More than 60 percent of the $6.8 billion expected to be spent on social advertising in the U.S. this year is controlled by Facebook, Google and Twitter, according to eMarketer. Overall, mobile advertising revenue in the U.S. is projected to grow to $58 billion and comprise 71 percent of all digital ad spending by 2018.
eMarketer also expects mobile ad spending to overtake desktop PC advertising by 2016 and TV advertising by 2018. Facebook has reformed its business to capitalize on this opportunity in mobile to great effect. The company currently controls 71 percent of the market, which is the equivalent to 10 percent of all digital ad spending in the U.S.

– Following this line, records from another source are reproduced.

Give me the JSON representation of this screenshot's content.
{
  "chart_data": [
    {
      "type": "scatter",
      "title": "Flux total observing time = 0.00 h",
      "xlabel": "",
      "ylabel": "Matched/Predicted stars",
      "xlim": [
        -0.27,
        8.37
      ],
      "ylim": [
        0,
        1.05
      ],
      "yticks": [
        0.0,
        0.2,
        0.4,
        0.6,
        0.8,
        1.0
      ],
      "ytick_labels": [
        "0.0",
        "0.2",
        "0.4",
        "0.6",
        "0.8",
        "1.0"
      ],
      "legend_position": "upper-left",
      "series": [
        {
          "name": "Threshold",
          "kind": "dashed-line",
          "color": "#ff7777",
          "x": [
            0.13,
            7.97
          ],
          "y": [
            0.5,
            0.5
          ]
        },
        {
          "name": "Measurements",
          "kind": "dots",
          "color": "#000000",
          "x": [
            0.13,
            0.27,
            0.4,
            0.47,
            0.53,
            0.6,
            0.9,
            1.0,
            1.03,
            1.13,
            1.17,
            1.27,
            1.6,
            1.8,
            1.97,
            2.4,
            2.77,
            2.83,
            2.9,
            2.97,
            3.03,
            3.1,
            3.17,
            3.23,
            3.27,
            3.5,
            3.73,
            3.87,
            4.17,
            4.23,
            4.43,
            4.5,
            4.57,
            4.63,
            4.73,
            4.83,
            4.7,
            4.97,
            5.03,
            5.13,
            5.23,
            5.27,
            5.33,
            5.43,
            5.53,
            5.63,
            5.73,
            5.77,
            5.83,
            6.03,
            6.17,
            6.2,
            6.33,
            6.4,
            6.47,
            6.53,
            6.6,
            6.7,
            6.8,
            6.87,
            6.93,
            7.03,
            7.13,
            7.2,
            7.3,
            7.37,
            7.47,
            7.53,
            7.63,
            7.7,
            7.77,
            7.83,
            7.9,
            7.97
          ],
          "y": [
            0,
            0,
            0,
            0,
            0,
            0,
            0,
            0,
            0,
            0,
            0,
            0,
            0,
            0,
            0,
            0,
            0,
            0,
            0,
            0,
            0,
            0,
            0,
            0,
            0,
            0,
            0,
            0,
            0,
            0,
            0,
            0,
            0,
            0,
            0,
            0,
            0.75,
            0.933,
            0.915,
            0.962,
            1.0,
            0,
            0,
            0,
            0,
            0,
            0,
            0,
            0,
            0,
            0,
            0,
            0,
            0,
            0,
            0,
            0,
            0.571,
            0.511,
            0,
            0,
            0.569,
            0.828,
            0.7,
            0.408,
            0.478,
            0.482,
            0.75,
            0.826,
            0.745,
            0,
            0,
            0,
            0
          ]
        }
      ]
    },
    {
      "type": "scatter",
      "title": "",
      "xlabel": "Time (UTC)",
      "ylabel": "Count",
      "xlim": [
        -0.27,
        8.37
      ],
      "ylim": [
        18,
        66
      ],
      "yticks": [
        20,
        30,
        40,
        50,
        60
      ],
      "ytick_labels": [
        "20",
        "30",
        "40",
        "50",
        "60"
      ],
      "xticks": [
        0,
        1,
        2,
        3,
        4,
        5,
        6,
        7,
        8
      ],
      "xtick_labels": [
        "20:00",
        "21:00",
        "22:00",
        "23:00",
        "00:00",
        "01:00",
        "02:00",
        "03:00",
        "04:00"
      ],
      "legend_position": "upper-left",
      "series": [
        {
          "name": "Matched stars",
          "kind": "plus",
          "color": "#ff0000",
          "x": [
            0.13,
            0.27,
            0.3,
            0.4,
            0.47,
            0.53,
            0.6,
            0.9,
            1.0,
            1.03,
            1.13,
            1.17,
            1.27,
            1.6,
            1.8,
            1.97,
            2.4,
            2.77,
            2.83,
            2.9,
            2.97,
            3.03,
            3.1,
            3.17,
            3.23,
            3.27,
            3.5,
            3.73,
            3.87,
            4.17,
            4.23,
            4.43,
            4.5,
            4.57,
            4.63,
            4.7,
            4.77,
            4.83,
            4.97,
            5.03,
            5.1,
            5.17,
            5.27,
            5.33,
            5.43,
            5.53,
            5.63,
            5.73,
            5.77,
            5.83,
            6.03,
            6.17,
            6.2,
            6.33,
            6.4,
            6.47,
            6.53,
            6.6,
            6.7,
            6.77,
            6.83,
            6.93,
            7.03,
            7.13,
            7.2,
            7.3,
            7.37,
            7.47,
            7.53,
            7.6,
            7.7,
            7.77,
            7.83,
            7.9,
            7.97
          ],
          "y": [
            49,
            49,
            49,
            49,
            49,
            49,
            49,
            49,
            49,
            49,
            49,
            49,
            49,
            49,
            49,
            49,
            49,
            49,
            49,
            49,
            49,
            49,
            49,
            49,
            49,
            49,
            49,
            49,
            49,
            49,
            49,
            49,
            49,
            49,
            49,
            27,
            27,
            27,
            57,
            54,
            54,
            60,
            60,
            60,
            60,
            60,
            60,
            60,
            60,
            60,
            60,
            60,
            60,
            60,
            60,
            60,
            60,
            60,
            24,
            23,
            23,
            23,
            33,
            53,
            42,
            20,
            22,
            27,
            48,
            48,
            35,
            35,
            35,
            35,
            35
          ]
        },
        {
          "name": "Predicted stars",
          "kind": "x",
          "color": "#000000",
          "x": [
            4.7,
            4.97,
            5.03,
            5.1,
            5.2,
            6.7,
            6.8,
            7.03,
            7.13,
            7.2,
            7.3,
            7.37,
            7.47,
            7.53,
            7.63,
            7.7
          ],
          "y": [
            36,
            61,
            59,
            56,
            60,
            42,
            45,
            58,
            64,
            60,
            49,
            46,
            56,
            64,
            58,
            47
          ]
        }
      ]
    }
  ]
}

Why is Facebook -- and now Twitter to a lesser and more recent extent -- doing so well in mobile advertising while most others continue to struggle? Mobile advertising is on course to comprise 68 percent of Facebook's revenue and 84 percent of Twitter's by year's end, according to eMarketer.
Are they doing something different or are their platforms so unique and powerful that no advertising network or ad technology could possibly contend with?
Mobile Advertising Has Arrived on Social
"There is no question mobile has arrived -- it's here, it's big, it's growing," says Lars Albright, co-founder and CEO of the mobile loyalty platform SessionM. "The bottom line is it's working."
Mobile advertising went through various formats and implementations before it reached the scale now enjoyed by Facebook, Twitter and Google. This last leg of innovation, which is now paying off for marketers and advertisers, has been all about the granularity of targeting that these platforms can bring to deliver a successful transaction or sales conversion, says Albright.
"They have so much scale in mobile now that they're able to do targeting to clusters that are meaningful," Albright adds. Now they can take that top-level targeting and go much deeper... All of a sudden you start to get much more focused, and even though you're so much more focused you still have the scale that you can deliver meaningful results. So having that big audience, then having very detailed information and that relationship is where you're seeing things separate."
That direct relationship with users coupled with all the data and behavioral traits gleaned from their social activity makes all the difference.
"Traditional networks, as they are, are the ones that are really going to hurt here because they don't have that first-party relationship with the consumer... That's one of the key differentiators to bring to marketers," says Albright, who previously founded Quattro Wireless, a mobile ad network that was acquired by Apple in 2010.